Snells Beach residents have parked their vehicles under a tree to try to save what is believed to be one of New Zealand's seven oldest Norfolk pines.
Housing developer Vavasour Investments sent contractors to cut down the 40-metre-high tree at the north end of the beachfront yesterday, but backed off when they were met by protesters.
Police were called after local resident Duncan Morison said he was brushed across the stomach by a chainsaw.
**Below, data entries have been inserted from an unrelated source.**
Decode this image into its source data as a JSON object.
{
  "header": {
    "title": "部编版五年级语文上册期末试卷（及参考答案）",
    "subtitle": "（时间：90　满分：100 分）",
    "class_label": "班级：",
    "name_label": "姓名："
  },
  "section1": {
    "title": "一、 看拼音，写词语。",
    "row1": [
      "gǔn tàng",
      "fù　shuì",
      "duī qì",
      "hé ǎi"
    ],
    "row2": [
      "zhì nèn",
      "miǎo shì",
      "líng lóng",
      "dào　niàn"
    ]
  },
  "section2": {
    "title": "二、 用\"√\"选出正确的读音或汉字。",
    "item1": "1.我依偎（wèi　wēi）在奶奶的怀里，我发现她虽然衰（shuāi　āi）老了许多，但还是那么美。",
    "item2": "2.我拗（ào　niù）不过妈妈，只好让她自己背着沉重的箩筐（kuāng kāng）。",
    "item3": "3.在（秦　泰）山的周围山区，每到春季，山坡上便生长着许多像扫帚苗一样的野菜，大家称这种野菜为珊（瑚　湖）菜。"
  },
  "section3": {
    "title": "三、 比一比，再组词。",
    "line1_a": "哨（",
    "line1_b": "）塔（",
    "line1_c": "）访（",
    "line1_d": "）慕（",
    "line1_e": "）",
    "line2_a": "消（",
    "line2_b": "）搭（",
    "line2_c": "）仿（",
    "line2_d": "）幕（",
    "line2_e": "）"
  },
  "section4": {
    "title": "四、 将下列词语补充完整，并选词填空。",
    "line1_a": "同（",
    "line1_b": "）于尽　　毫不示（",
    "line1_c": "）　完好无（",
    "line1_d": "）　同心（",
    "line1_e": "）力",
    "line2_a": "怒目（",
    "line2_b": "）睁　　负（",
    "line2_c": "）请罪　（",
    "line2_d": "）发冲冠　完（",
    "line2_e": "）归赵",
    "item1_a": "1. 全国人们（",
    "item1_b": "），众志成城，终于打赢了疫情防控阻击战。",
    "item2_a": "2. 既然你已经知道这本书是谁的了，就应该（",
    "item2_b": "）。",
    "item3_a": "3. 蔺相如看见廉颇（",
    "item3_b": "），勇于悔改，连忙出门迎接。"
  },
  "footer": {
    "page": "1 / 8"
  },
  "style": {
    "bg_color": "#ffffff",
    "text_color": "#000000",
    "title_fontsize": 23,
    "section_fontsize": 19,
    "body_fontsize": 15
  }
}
Police Senior Sergeant Scott Cunningham said a complaint was made and police were making further inquiries.
"The tree remains on the land and the matter is a civil dispute which should be resolved between the parties concerned," he said.
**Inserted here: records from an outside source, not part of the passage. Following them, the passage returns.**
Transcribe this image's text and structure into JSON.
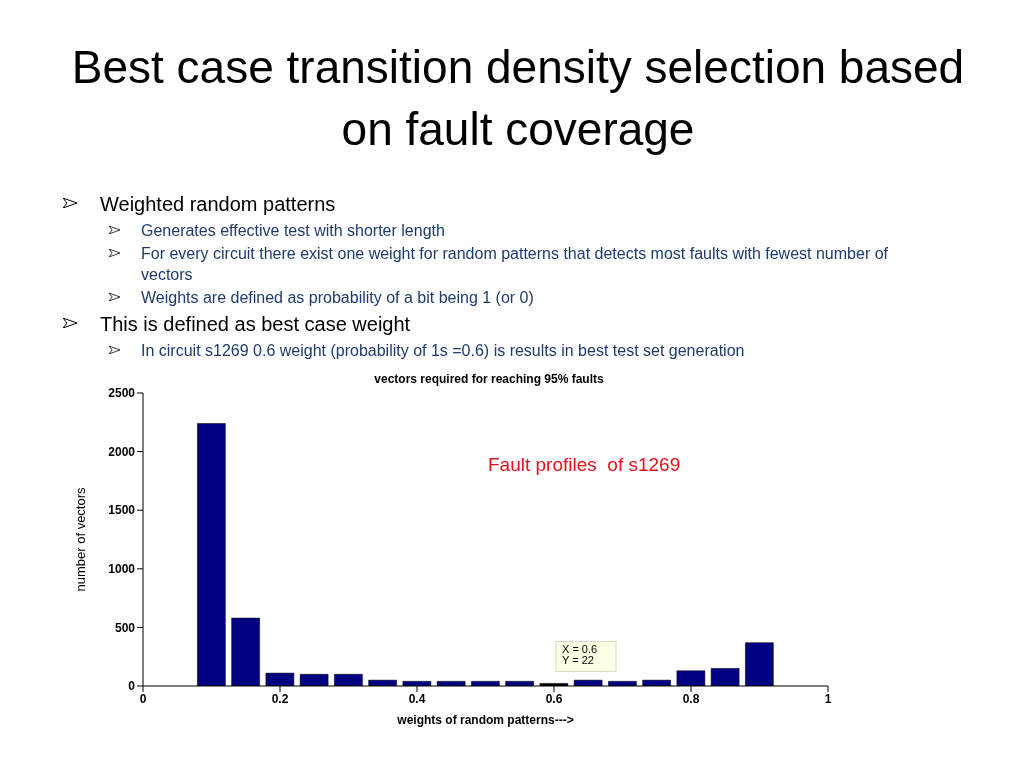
{
  "chart_data": {
    "type": "bar",
    "title": "Best case transition density selection based on fault coverage",
    "subtitle": "vectors required for reaching 95% faults",
    "xlabel": "weights of random patterns--->",
    "ylabel": "number of vectors",
    "x": [
      0.1,
      0.15,
      0.2,
      0.25,
      0.3,
      0.35,
      0.4,
      0.45,
      0.5,
      0.55,
      0.6,
      0.65,
      0.7,
      0.75,
      0.8,
      0.85,
      0.9
    ],
    "values": [
      2240,
      580,
      110,
      100,
      100,
      50,
      40,
      40,
      40,
      40,
      22,
      50,
      40,
      50,
      130,
      150,
      370
    ],
    "colors": [
      "#000080",
      "#000080",
      "#000080",
      "#000080",
      "#000080",
      "#000080",
      "#000080",
      "#000080",
      "#000080",
      "#000080",
      "#000000",
      "#000080",
      "#000080",
      "#000080",
      "#000080",
      "#000080",
      "#000080"
    ],
    "xlim": [
      0,
      1
    ],
    "xticks": [
      0,
      0.2,
      0.4,
      0.6,
      0.8,
      1
    ],
    "ylim": [
      0,
      2500
    ],
    "yticks": [
      0,
      500,
      1000,
      1500,
      2000,
      2500
    ],
    "annotations": [
      "Weighted random patterns",
      "Generates effective test with shorter length",
      "For every circuit there exist one weight for random patterns that detects most faults with fewest number of vectors",
      "Weights are defined as probability of a bit being 1 (or 0)",
      "This is defined as best case weight",
      "In circuit s1269  0.6 weight (probability of 1s =0.6) is results in best test set generation",
      "Fault profiles  of s1269",
      {
        "text": "X = 0.6\nY = 22",
        "x": 0.6,
        "y": 22
      }
    ]
  }
}
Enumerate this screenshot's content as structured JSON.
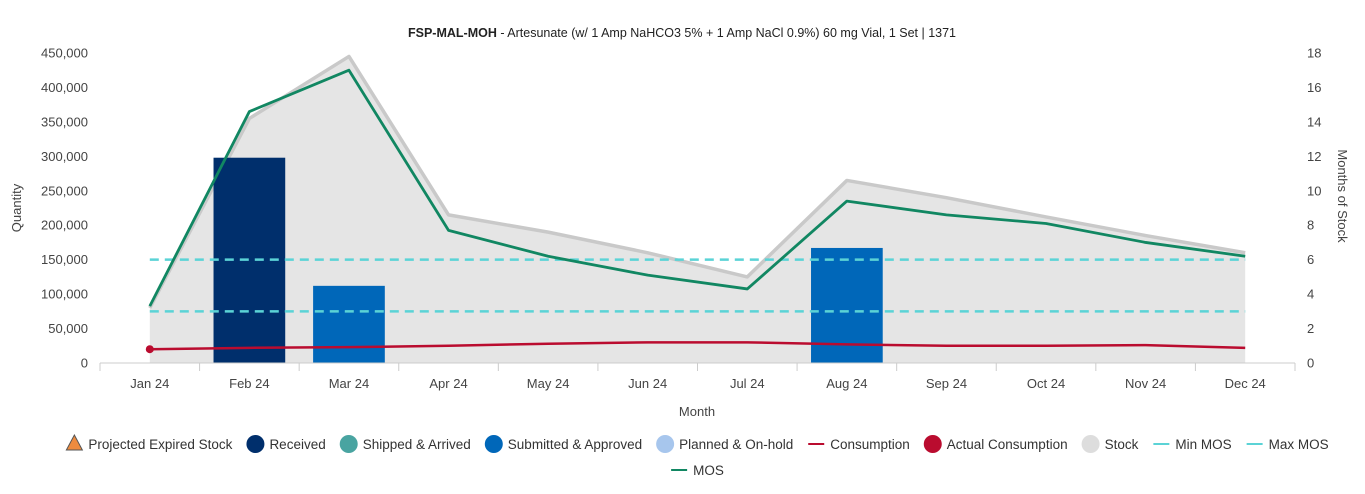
{
  "chart_data": {
    "type": "bar",
    "title_code": "FSP-MAL-MOH",
    "title_rest": " - Artesunate (w/ 1 Amp NaHCO3 5% + 1 Amp NaCl 0.9%) 60 mg Vial, 1 Set | 1371",
    "xlabel": "Month",
    "ylabel": "Quantity",
    "y2label": "Months of Stock",
    "categories": [
      "Jan 24",
      "Feb 24",
      "Mar 24",
      "Apr 24",
      "May 24",
      "Jun 24",
      "Jul 24",
      "Aug 24",
      "Sep 24",
      "Oct 24",
      "Nov 24",
      "Dec 24"
    ],
    "ylim": [
      0,
      450000
    ],
    "y_ticks": [
      "0",
      "50,000",
      "100,000",
      "150,000",
      "200,000",
      "250,000",
      "300,000",
      "350,000",
      "400,000",
      "450,000"
    ],
    "y2lim": [
      0,
      18
    ],
    "y2_ticks": [
      "0",
      "2",
      "4",
      "6",
      "8",
      "10",
      "12",
      "14",
      "16",
      "18"
    ],
    "series": {
      "stock": [
        80000,
        355000,
        445000,
        215000,
        190000,
        160000,
        125000,
        265000,
        240000,
        212000,
        185000,
        160000
      ],
      "received": [
        0,
        298000,
        0,
        0,
        0,
        0,
        0,
        0,
        0,
        0,
        0,
        0
      ],
      "submitted_approved": [
        0,
        0,
        112000,
        0,
        0,
        0,
        0,
        167000,
        0,
        0,
        0,
        0
      ],
      "consumption": [
        20000,
        22000,
        23000,
        25000,
        28000,
        30000,
        30000,
        27000,
        25000,
        25000,
        26000,
        22000
      ],
      "actual_consumption": [
        20000,
        null,
        null,
        null,
        null,
        null,
        null,
        null,
        null,
        null,
        null,
        null
      ],
      "mos": [
        3.3,
        14.6,
        17.0,
        7.7,
        6.2,
        5.1,
        4.3,
        9.4,
        8.6,
        8.1,
        7.0,
        6.2
      ],
      "min_mos": 3,
      "max_mos": 6
    },
    "colors": {
      "stock_fill": "#e5e5e5",
      "stock_line": "#c9c9c9",
      "received": "#002f6c",
      "submitted_approved": "#0067b9",
      "shipped_arrived": "#49a4a1",
      "planned_onhold": "#a7c6ed",
      "projected_expired": "#ed8b3f",
      "consumption": "#ba0c2f",
      "mos": "#118762",
      "min_max_mos": "#5bd3d6"
    },
    "legend": [
      {
        "key": "projected-expired-stock",
        "label": "Projected Expired Stock",
        "shape": "triangle",
        "color": "#ed8b3f"
      },
      {
        "key": "received",
        "label": "Received",
        "shape": "circle",
        "color": "#002f6c"
      },
      {
        "key": "shipped-arrived",
        "label": "Shipped & Arrived",
        "shape": "circle",
        "color": "#49a4a1"
      },
      {
        "key": "submitted-approved",
        "label": "Submitted & Approved",
        "shape": "circle",
        "color": "#0067b9"
      },
      {
        "key": "planned-onhold",
        "label": "Planned & On-hold",
        "shape": "circle",
        "color": "#a7c6ed"
      },
      {
        "key": "consumption",
        "label": "Consumption",
        "shape": "line",
        "color": "#ba0c2f"
      },
      {
        "key": "actual-consumption",
        "label": "Actual Consumption",
        "shape": "circle",
        "color": "#ba0c2f"
      },
      {
        "key": "stock",
        "label": "Stock",
        "shape": "circle",
        "color": "#dddddd"
      },
      {
        "key": "min-mos",
        "label": "Min MOS",
        "shape": "line",
        "color": "#5bd3d6"
      },
      {
        "key": "max-mos",
        "label": "Max MOS",
        "shape": "line",
        "color": "#5bd3d6"
      },
      {
        "key": "mos",
        "label": "MOS",
        "shape": "line",
        "color": "#118762"
      }
    ]
  }
}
One of the protest group, photographer Michele MacKenzie, said residents had parked their vehicles under the tree to try to stop any further attempt to chop it down.
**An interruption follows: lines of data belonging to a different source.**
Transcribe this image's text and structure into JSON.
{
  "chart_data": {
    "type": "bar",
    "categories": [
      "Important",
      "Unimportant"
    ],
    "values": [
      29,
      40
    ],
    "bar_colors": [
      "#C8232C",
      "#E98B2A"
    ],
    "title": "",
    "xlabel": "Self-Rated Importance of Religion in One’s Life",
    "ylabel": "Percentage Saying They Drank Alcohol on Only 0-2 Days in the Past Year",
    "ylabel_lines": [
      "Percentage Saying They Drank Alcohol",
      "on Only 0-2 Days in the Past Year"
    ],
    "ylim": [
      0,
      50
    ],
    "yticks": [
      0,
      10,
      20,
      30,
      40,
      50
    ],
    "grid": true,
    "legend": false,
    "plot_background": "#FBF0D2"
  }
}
"We have cars and trucks all parked on the lawn so they can't actually fell it without dropping it on the beach, so they'd need a special consent application to drop it on the beach," she said.
She has asked Auckland Council to review an unnotified resource consent which it granted on July 25 to remove the tree, arguing that the consent report incorrectly stated that the tree was only 25 metres high and claimed it had "no known special heritage value".
"It is our submission that either or both of these points may have resulted in the council viewing the application to fell the tree as being publicly notifiable, and that this is likely to have resulted in the historical and cultural value of the tree coming to light," she told the council.
NZ Tree Register manager Brad Cadwallader said the tree's 6.8-metre girth was comparable with another Norfolk pine planted in 1870 at nearby Scandrett Regional Park (7.24 metres) and one planted in 1836 at the Waitangi Treaty grounds (7.53 metres).
"The size of the tree is consistent with other trees of known age in NZ of approximately 150-plus years," he said.
"With a girth of 680cm it currently ranks in the top seven of [Norfolk pines] listed in the NZ Tree Register."
The council resource consent report said the tree's removal was added after the original application for consent to build 33 homes in the block behind the tree.
It said the developer wanted to remove the tree because of "the propensity of large mature Norfolk pine trees to drop substantial litter including branches, and the public safety of this tree in the long term relative to the public reserve and close residential dwellings".
The developer planned to replace the tree with "a large semi-mature transplanted pohutukawa" that would "reinforce the indigenous habitat qualities of the coastal environment".
However Cadwallader said the risk of falling branches could be managed by trimming any branches that appeared to be dying.
"There is a greater risk of coastal erosion and inundation of this new development than there is from this tree," he said.
But Auckland Council's northern region consents manager Ian Dobson said the consent did not contain "inaccuracies that were material to the decision".
"The perceived historical significance of the tree is also not relevant to the assessment of the proposal," he said.
"The tree does not have any special protection due to individual historical significance and consent was required to remove the tree due to its proximity to a water course, not because of any individual feature of the tree.
"It is also important to note that the tree is not scheduled under the Auckland Unitary Plan (operative in part), nor was it scheduled under the previous Rodney District Plan.
"The decision to remove the tree and the timing of any removal rests with the applicant. They are required to give council 10 days' notice prior to any vegetation clearance, and we have reminded them of this obligation."